33 1/3 is a new series of short books about critically acclaimed and much-loved albums of the last 40 years. Focusing on one album rather than an artist's entire output, the books dispense with the standard biographical background that fans know already, and cut to the heart of the music on each album. The authors provide fresh, original perspectives - often through their access to and relationships with the key figures involved in the recording of these albums. By turns obsessive, passionate, creative, and informed, the books in this series demonstrate many different ways of writing about music. (A task which can be, as Elvis Costello famously observed, as tricky as dancing about architecture.) What binds this series together, and what brings it to life, is that all of the authors - musicians, scholars, and writers - are deeply in love with the album they have chosen.
©2003 Andy Miller; (P)2008 Audible, Inc.
"This is the sort of focus that may make you want to buy a copy, or dig out your old one." (The Guardian)
"This detailed tome leads the reader through the often fraught construction of what is now regarded as Davies's masterpiece - and , like the best books of its ilk, makes the reader want to either reinvestigate the album or hear it for the first time. (Blender Magazine)
"Miller makes a convincing case of the Kinks' 1968 operetta of English village life as a heartbreaking work of staggering genius - Ray Davies' greatest songwriting triumph and an unjust commercial dud - with deep reserach and song-by-song analysis." ( Rolling Stone)
Great book but the constant "Quote"..."End Quote" does my head in! There surely must be a better way to narrate speech than to constantly say it within the phrases "Quote"..."End Quote". Also the constant referral to the album as "TKATVGPS" rather than just saying "Village Green" is also annoying.
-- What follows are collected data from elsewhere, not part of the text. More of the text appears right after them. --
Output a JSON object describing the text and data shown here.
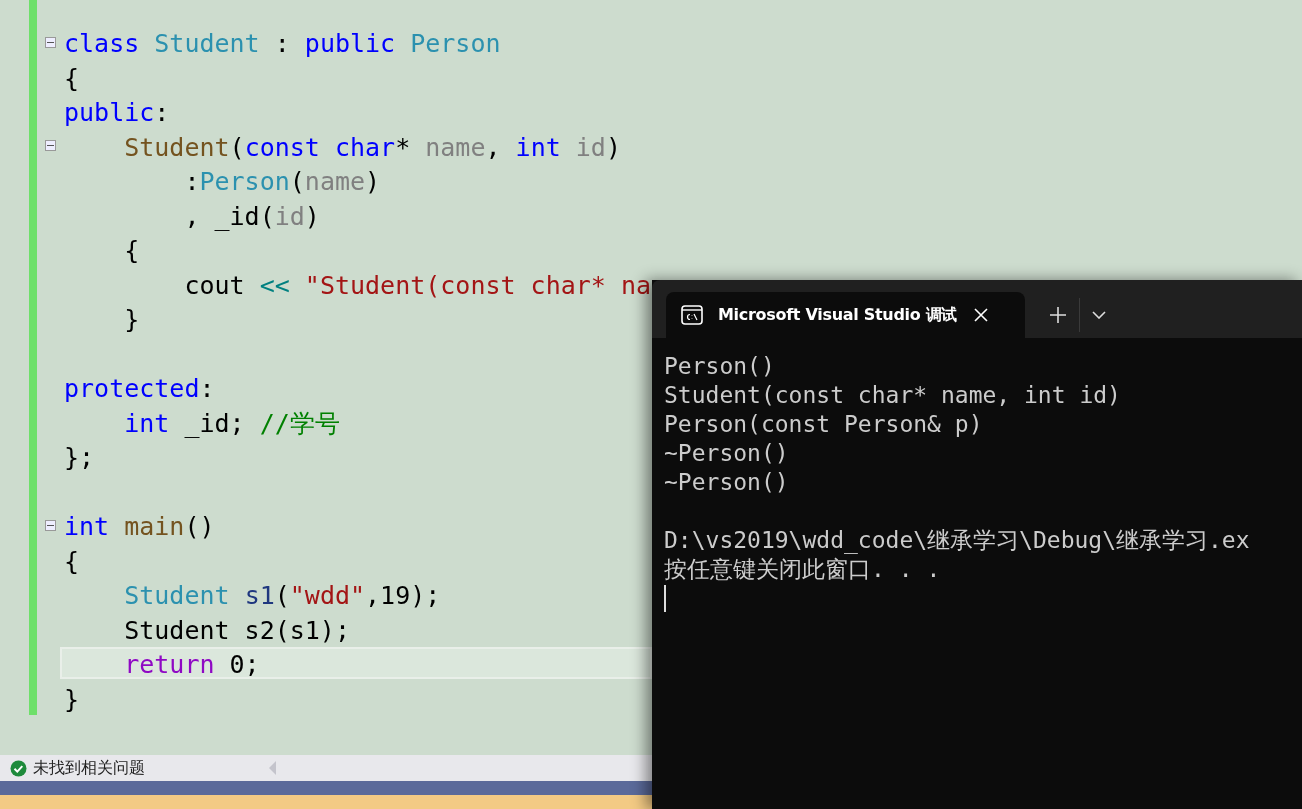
{
  "editor": {
    "lines": [
      {
        "fold": true,
        "current": false,
        "tokens": [
          {
            "kind": "keyword",
            "text": "class "
          },
          {
            "kind": "type",
            "text": "Student"
          },
          {
            "kind": "plain",
            "text": " : "
          },
          {
            "kind": "keyword",
            "text": "public "
          },
          {
            "kind": "type",
            "text": "Person"
          }
        ]
      },
      {
        "fold": false,
        "current": false,
        "tokens": [
          {
            "kind": "plain",
            "text": "{"
          }
        ]
      },
      {
        "fold": false,
        "current": false,
        "tokens": [
          {
            "kind": "keyword",
            "text": "public"
          },
          {
            "kind": "plain",
            "text": ":"
          }
        ]
      },
      {
        "fold": true,
        "current": false,
        "tokens": [
          {
            "kind": "function",
            "text": "    Student"
          },
          {
            "kind": "plain",
            "text": "("
          },
          {
            "kind": "keyword",
            "text": "const char"
          },
          {
            "kind": "plain",
            "text": "* "
          },
          {
            "kind": "param",
            "text": "name"
          },
          {
            "kind": "plain",
            "text": ", "
          },
          {
            "kind": "keyword",
            "text": "int "
          },
          {
            "kind": "param",
            "text": "id"
          },
          {
            "kind": "plain",
            "text": ")"
          }
        ]
      },
      {
        "fold": false,
        "current": false,
        "tokens": [
          {
            "kind": "plain",
            "text": "        :"
          },
          {
            "kind": "type",
            "text": "Person"
          },
          {
            "kind": "plain",
            "text": "("
          },
          {
            "kind": "param",
            "text": "name"
          },
          {
            "kind": "plain",
            "text": ")"
          }
        ]
      },
      {
        "fold": false,
        "current": false,
        "tokens": [
          {
            "kind": "plain",
            "text": "        , _id("
          },
          {
            "kind": "param",
            "text": "id"
          },
          {
            "kind": "plain",
            "text": ")"
          }
        ]
      },
      {
        "fold": false,
        "current": false,
        "tokens": [
          {
            "kind": "plain",
            "text": "    {"
          }
        ]
      },
      {
        "fold": false,
        "current": false,
        "tokens": [
          {
            "kind": "plain",
            "text": "        cout "
          },
          {
            "kind": "operator",
            "text": "<< "
          },
          {
            "kind": "string",
            "text": "\"Student(const char* na"
          }
        ]
      },
      {
        "fold": false,
        "current": false,
        "tokens": [
          {
            "kind": "plain",
            "text": "    }"
          }
        ]
      },
      {
        "fold": false,
        "current": false
      },
      {
        "fold": false,
        "current": false,
        "tokens": [
          {
            "kind": "keyword",
            "text": "protected"
          },
          {
            "kind": "plain",
            "text": ":"
          }
        ]
      },
      {
        "fold": false,
        "current": false,
        "tokens": [
          {
            "kind": "keyword",
            "text": "    int"
          },
          {
            "kind": "plain",
            "text": " _id; "
          },
          {
            "kind": "comment",
            "text": "//学号"
          }
        ]
      },
      {
        "fold": false,
        "current": false,
        "tokens": [
          {
            "kind": "plain",
            "text": "};"
          }
        ]
      },
      {
        "fold": false,
        "current": false
      },
      {
        "fold": true,
        "current": false,
        "tokens": [
          {
            "kind": "keyword",
            "text": "int "
          },
          {
            "kind": "function",
            "text": "main"
          },
          {
            "kind": "plain",
            "text": "()"
          }
        ]
      },
      {
        "fold": false,
        "current": false,
        "tokens": [
          {
            "kind": "plain",
            "text": "{"
          }
        ]
      },
      {
        "fold": false,
        "current": false,
        "tokens": [
          {
            "kind": "type",
            "text": "    Student "
          },
          {
            "kind": "local",
            "text": "s1"
          },
          {
            "kind": "plain",
            "text": "("
          },
          {
            "kind": "string",
            "text": "\"wdd\""
          },
          {
            "kind": "plain",
            "text": ",19);"
          }
        ]
      },
      {
        "fold": false,
        "current": false,
        "tokens": [
          {
            "kind": "plain",
            "text": "    Student s2(s1);"
          }
        ]
      },
      {
        "fold": false,
        "current": true,
        "tokens": [
          {
            "kind": "control",
            "text": "    return"
          },
          {
            "kind": "plain",
            "text": " 0;"
          }
        ]
      },
      {
        "fold": false,
        "current": false,
        "tokens": [
          {
            "kind": "plain",
            "text": "}"
          }
        ]
      }
    ]
  },
  "status_bar": {
    "message": "未找到相关问题"
  },
  "terminal": {
    "tab_title": "Microsoft Visual Studio 调试",
    "lines": [
      {
        "kind": "text",
        "text": "Person()"
      },
      {
        "kind": "text",
        "text": "Student(const char* name, int id)"
      },
      {
        "kind": "text",
        "text": "Person(const Person& p)"
      },
      {
        "kind": "text",
        "text": "~Person()"
      },
      {
        "kind": "text",
        "text": "~Person()"
      },
      {
        "kind": "blank"
      },
      {
        "kind": "text",
        "text": "D:\\vs2019\\wdd_code\\继承学习\\Debug\\继承学习.ex"
      },
      {
        "kind": "text",
        "text": "按任意键关闭此窗口. . ."
      },
      {
        "kind": "cursor"
      }
    ]
  }
}
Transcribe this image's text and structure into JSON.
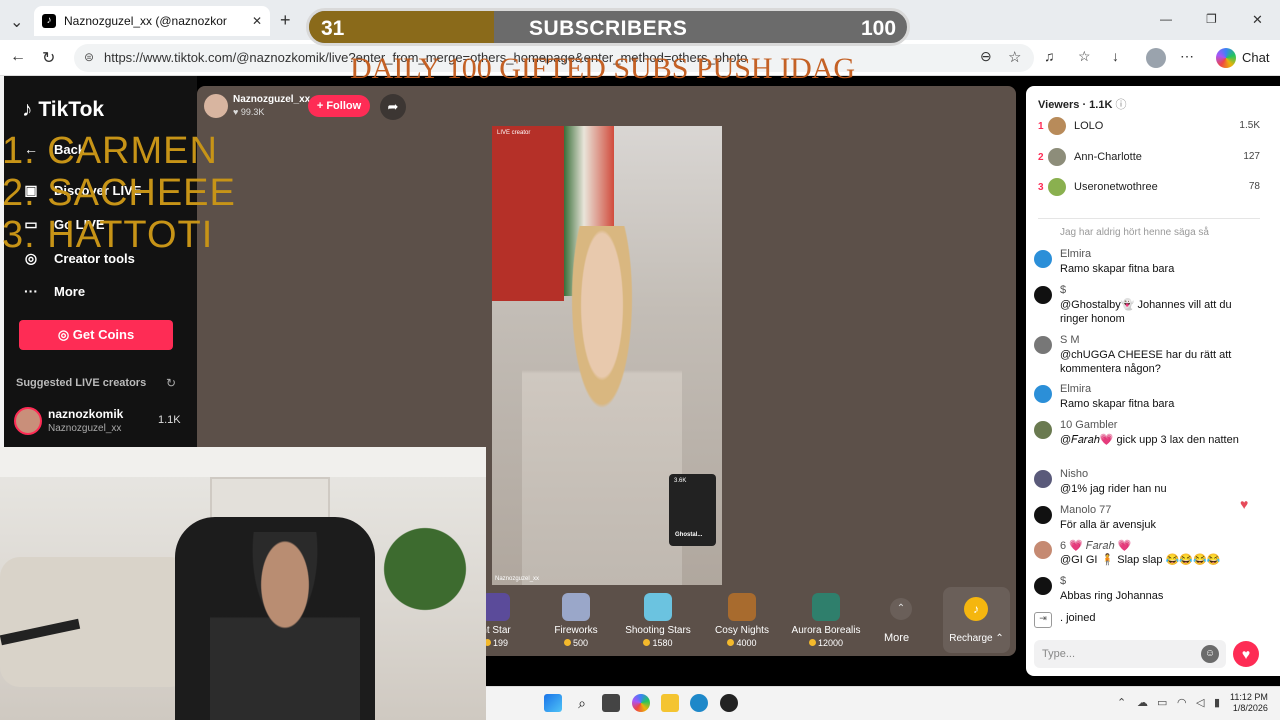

Would highly recommend the book but the narrator needs to learn how to handle better such books.
"Painful, but interesting."
While I found the story behind the making of Village Green pretty fascinating, the performance on this book was grueling to listen to. I would recommend reading the book if at all possible. Major annoyances: The reader reads the acronym for the album title, for example TKATVGPS, rather than just saying, "Village Green" or something simple like that. Secondly, he verbalizes each and every quote and end quote in the book. Absolutely drives you bonkers by the end of the first chapter. The writing is quite sappy at times, and the performance overly serious -- but other than that, for true Kinks fans, it's pretty cool inside info into the making of this album.
Douglas Scott Knight's review pretty much nailed it. The narration nearly kills this one, together with quirks such as repeating TKATVGPS by rote. One reason that the narrator brackets quotations with "quote" is perhaps that his reading is so uninflected that you couldn't tell what was going on otherwise.
Not to belabor the point, but one more grating habit is that occasionally Bevine attempts some kind of generic British accent, which is so nondescript that you barely notice what he's trying to do. He doesn't sound as if he's ever talked to a Brit in his life, and certainly when he tries to speak like Ray Davies, for example, it sounds nothing like him, but rather just amorphously posh and nasal and affected. It would have been much better to have had a British narrator for this British text (or at least somebody who actually knew how to pronounce "Davies.")
As for the text, it's a matter of taste. I liked the background on the album, though since much of it was given using quotations, it was often hard to listen to. The analyses of the songs were generally astute, though sometimes a little extravagant. I don't think they made a convincing case for Miller's claim that this was the Kinks' best album, but then it's not a very plausible assertion in the first place. But yeah, if this is the kind of thing that interests you, go for it. Read the book, though.